Role Overview
We are seeking an Associate Data Scientist to support AI/ML engineering efforts by preparing, validating, and structuring data for LLM-driven systems. This is a hands-on role focused on real-world data processing, pipeline support, and model evaluation.
Key Responsibilities
Process and clean structured and unstructured data for AI/ML pipelines.
Prepare training-ready datasets for LLM fine-tuning and evaluation workflows.
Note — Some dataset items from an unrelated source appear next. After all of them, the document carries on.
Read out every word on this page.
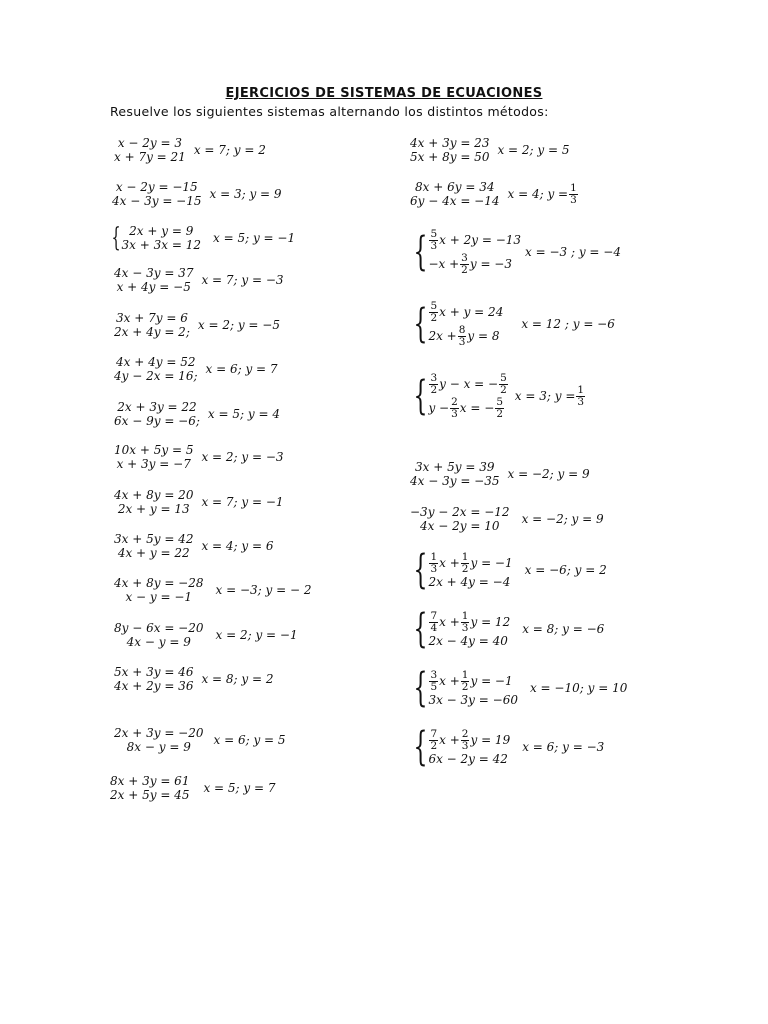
EJERCICIOS DE SISTEMAS DE ECUACIONES
Resuelve los siguientes sistemas alternando los distintos métodos:
x − 2y = 3
x + 7y = 21 x = 7; y = 2
x − 2y = −15
4x − 3y = −15 x = 3; y = 9
{ 2x + y = 9
3x + 3x = 12 x = 5; y = −1
4x − 3y = 37
x + 4y = −5 x = 7; y = −3
3x + 7y = 6
2x + 4y = 2; x = 2; y = −5
4x + 4y = 52
4y − 2x = 16; x = 6; y = 7
2x + 3y = 22
6x − 9y = −6; x = 5; y = 4
10x + 5y = 5
x + 3y = −7 x = 2; y = −3
4x + 8y = 20
2x + y = 13 x = 7; y = −1
3x + 5y = 42
4x + y = 22 x = 4; y = 6
4x + 8y = −28
x − y = −1 x = −3; y = − 2
8y − 6x = −20
4x − y = 9 x = 2; y = −1
5x + 3y = 46
4x + 2y = 36 x = 8; y = 2
2x + 3y = −20
8x − y = 9 x = 6; y = 5
8x + 3y = 61
2x + 5y = 45 x = 5; y = 7
4x + 3y = 23
5x + 8y = 50 x = 2; y = 5
8x + 6y = 34
6y − 4x = −14 x = 4; $y = \frac{1}{3}$
{ $\frac{5}{3}$ x + 2y = −13
$-x + \frac{3}{2}$ y = −3
x = −3 ; y = −4
{ $\frac{5}{2}$ x + y = 24
$2x + \frac{8}{3}$ y = 8
x = 12 ; y = −6
{ $\frac{3}{2}$ y − x = − $\frac{5}{2}$
$y - \frac{2}{3}$ x = − $\frac{5}{2}$
x = 3; $y = \frac{1}{3}$
3x + 5y = 39
4x − 3y = −35 x = −2; y = 9
−3y − 2x = −12
4x − 2y = 10 x = −2; y = 9
{ $\frac{1}{3}$ $x + \frac{1}{2}$ y = −1
2x + 4y = −4
x = −6; y = 2
{ $\frac{7}{4}$ $x + \frac{1}{3}$ y = 12
2x − 4y = 40
x = 8; y = −6
{ $\frac{3}{5}$ $x + \frac{1}{2}$ y = −1
3x − 3y = −60
x = −10; y = 10
{ $\frac{7}{2}$ $x + \frac{2}{3}$ y = 19
6x − 2y = 42
x = 6; y = −3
Support RAG and NL→SQL systems through data preparation and validation.
Perform data quality checks and ensure completeness and consistency.
Assist in building and maintaining data pipelines and APIs (e.g., FastAPI).
Collaborate with engineering teams to troubleshoot and optimize data workflows.
Required Skills
1–3 years of experience in data processing or data-focused roles.
Strong Python skills with experience in data libraries (Pandas, NumPy, Scikit-learn).
Experience supporting LLM workflows (fine-tuning, prompt engineering, evaluation).
Familiarity with structured (SQL) and unstructured text data.
Understanding of data preparation for AI/ML systems.
Nice to Have
Exposure to RAG pipelines, embeddings, or evaluation metrics.
Experience with ML frameworks (PyTorch/TensorFlow) and Docker-based workflows.
Experience with CI/CD pipelines for ML systems.
Familiarity with vector databases (e.g., Chroma) and reranking techniques.
Research exposure to Transformer-based architectures.